Jミルクは12年度事業計画の中で、乳の学術連合として①健康科学会議②乳と社会文化のネットワーク③牛乳食育研究会――の3つの研究組織を設立して普及事業を進める方針を決定した。今回設立された乳の社会文化ネットワークは、研究調査活動として指名委託、公募による委託をそれぞれ4件程度、合計8件程度を予定している。


そのほか①情報収集・提供②研究者交流③乳の社会文化フォーラム等の開催④酪農乳業関係者やメディアを対象としたセミナーへの協力――を実施することを決めた。


Jミルクの高野瀬会長は、同ネットワークの役割について「1つ目は栄養機能とは別に社会的・文化的価値の向上、2つ目は日本の独自性のある乳文化の価値の解明、3つ目は酪農・乳業を産業としてだけでなく、文化的な役割も果たしているということを明確化し、発展させることである」と説明した。


また、代表幹事就任に当たり和仁氏は「1955年に雪印乳業に入社し、92年に退職するまでのほぼ40年間、乳業界に身を置いていた。雪印乳業では開発企画をしていたが、日本人の伝統的なしょうゆ、味噌といった調味料、かつおぶし、昆布といった出汁の文化と、チーズやバターが融合するのかどうか真剣に悩んだ。しかし、日本は異文化を吸収し、同化してきた歴史がある。チーズの消費量は、20世紀初頭には日本人1人当たり年間0.9㌘と1㌘にも満たなかった。それが昨年は2.3㌔まで増加した。100年間で2300倍も増えた。近代酪農がどのような形で定着したのか、それをどのようにプロモートするのか。歴史をしっかりと理解し、次の30年、50年を予測する仕事をしなければならないと感じている」と抱負を述べた。

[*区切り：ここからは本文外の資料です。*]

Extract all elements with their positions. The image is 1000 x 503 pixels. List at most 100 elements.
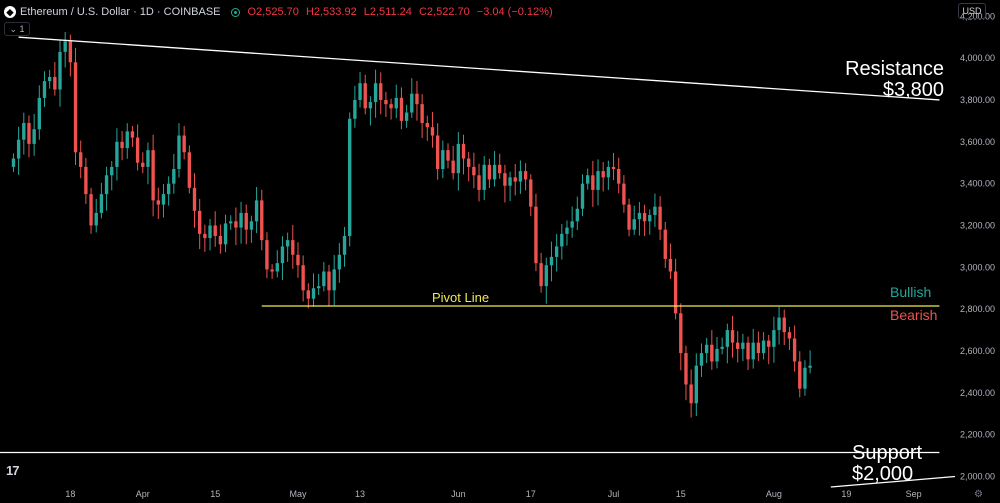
candle-body bbox=[306, 290, 311, 299]
candle-body bbox=[767, 340, 771, 347]
candle-body bbox=[16, 139, 21, 159]
candle-body bbox=[585, 175, 590, 184]
candle-body bbox=[777, 317, 781, 331]
price-tick-label: 3,800.00 bbox=[960, 95, 995, 105]
candle-body bbox=[229, 221, 233, 224]
price-axis[interactable]: 4,200.00 4,000.00 3,800.00 3,600.00 3,400.00… bbox=[960, 11, 995, 481]
price-tick-label: 4,200.00 bbox=[960, 11, 995, 21]
candle-body bbox=[296, 254, 300, 266]
candle-body bbox=[658, 206, 662, 230]
candle-body bbox=[715, 348, 719, 362]
currency-button[interactable]: USD bbox=[958, 3, 986, 19]
time-axis[interactable]: 18 Apr 15 May 13 Jun 17 Jul 15 Aug 19 Sep bbox=[65, 489, 921, 499]
candle-body bbox=[622, 183, 626, 205]
candle-body bbox=[756, 342, 761, 354]
candle-body bbox=[135, 137, 140, 163]
ohlc-values: O2,525.70 H2,533.92 L2,511.24 C2,522.70 … bbox=[248, 6, 557, 18]
candle-body bbox=[115, 141, 119, 167]
candle-body bbox=[27, 122, 31, 144]
candle-body bbox=[161, 194, 166, 205]
candle-body bbox=[544, 265, 548, 287]
candle-body bbox=[803, 367, 807, 389]
indicators-toggle-button[interactable]: ⌄ 1 bbox=[4, 22, 30, 36]
candle-body bbox=[492, 164, 497, 180]
candle-body bbox=[384, 99, 388, 105]
candle-body bbox=[254, 200, 259, 222]
candle-body bbox=[141, 162, 145, 167]
chevron-down-icon: ⌄ bbox=[9, 23, 17, 34]
candle-body bbox=[523, 171, 528, 180]
candle-body bbox=[192, 187, 197, 211]
ohlc-low: L2,511.24 bbox=[363, 6, 412, 18]
candle-body bbox=[425, 122, 429, 128]
candle-body bbox=[508, 177, 512, 186]
candle-body bbox=[617, 169, 621, 184]
candle-body bbox=[689, 384, 693, 404]
candle-body bbox=[461, 143, 466, 159]
candle-body bbox=[270, 269, 274, 272]
indicator-count: 1 bbox=[19, 24, 25, 34]
time-tick-label: 15 bbox=[210, 489, 220, 499]
gear-icon[interactable]: ⚙ bbox=[974, 489, 983, 500]
candle-body bbox=[518, 171, 523, 182]
candle-body bbox=[358, 83, 362, 100]
candle-body bbox=[332, 269, 336, 291]
support-trend-line[interactable] bbox=[830, 475, 956, 488]
price-tick-label: 2,000.00 bbox=[960, 472, 995, 482]
candle-body bbox=[679, 313, 683, 354]
candle-body bbox=[399, 97, 404, 121]
ohlc-high: H2,533.92 bbox=[305, 6, 357, 18]
candle-body bbox=[223, 223, 228, 245]
candle-body bbox=[575, 208, 580, 222]
candle-body bbox=[580, 183, 585, 209]
price-tick-label: 2,800.00 bbox=[960, 304, 995, 314]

乳の社会文化ネットワーク会員は次の通り(4月8日現在、敬称略)。


▽井内智子(生協総合研究所研究員)▽鵜川洋樹(秋田県立大学生物資源科学部教授)▽江原絢子(東京家政学院大学名誉教授)▽大江靖雄(千葉大学大学院教授)▽小野史(農業・食品産業技術総合研究機構中央農業研究センター研究員)▽上岡美保(東京農業大学国際食料情報学部准教授)▽栢英彦(日本大学生物資源科学部講師)▽小長谷有紀(国立民族学博物館民族社会研究部教授)▽清水池義治(名寄市立大学保健福祉部講師)▽生源寺眞一(名古屋大学大学院教授)▽橋爪伸子(同志社大学経済学部講師)▽東四柳祥子(梅花女子大学食文化学部講師)▽平田昌弘(帯広畜産大学畜産科学科准教授)▽細野明義(日本乳業技術協会常務)▽細野ひろみ(東京大学大学院准教授)▽前田浩史(日本酪農乳業協会専務)▽和仁皓明(日本食文化研究会主宰)。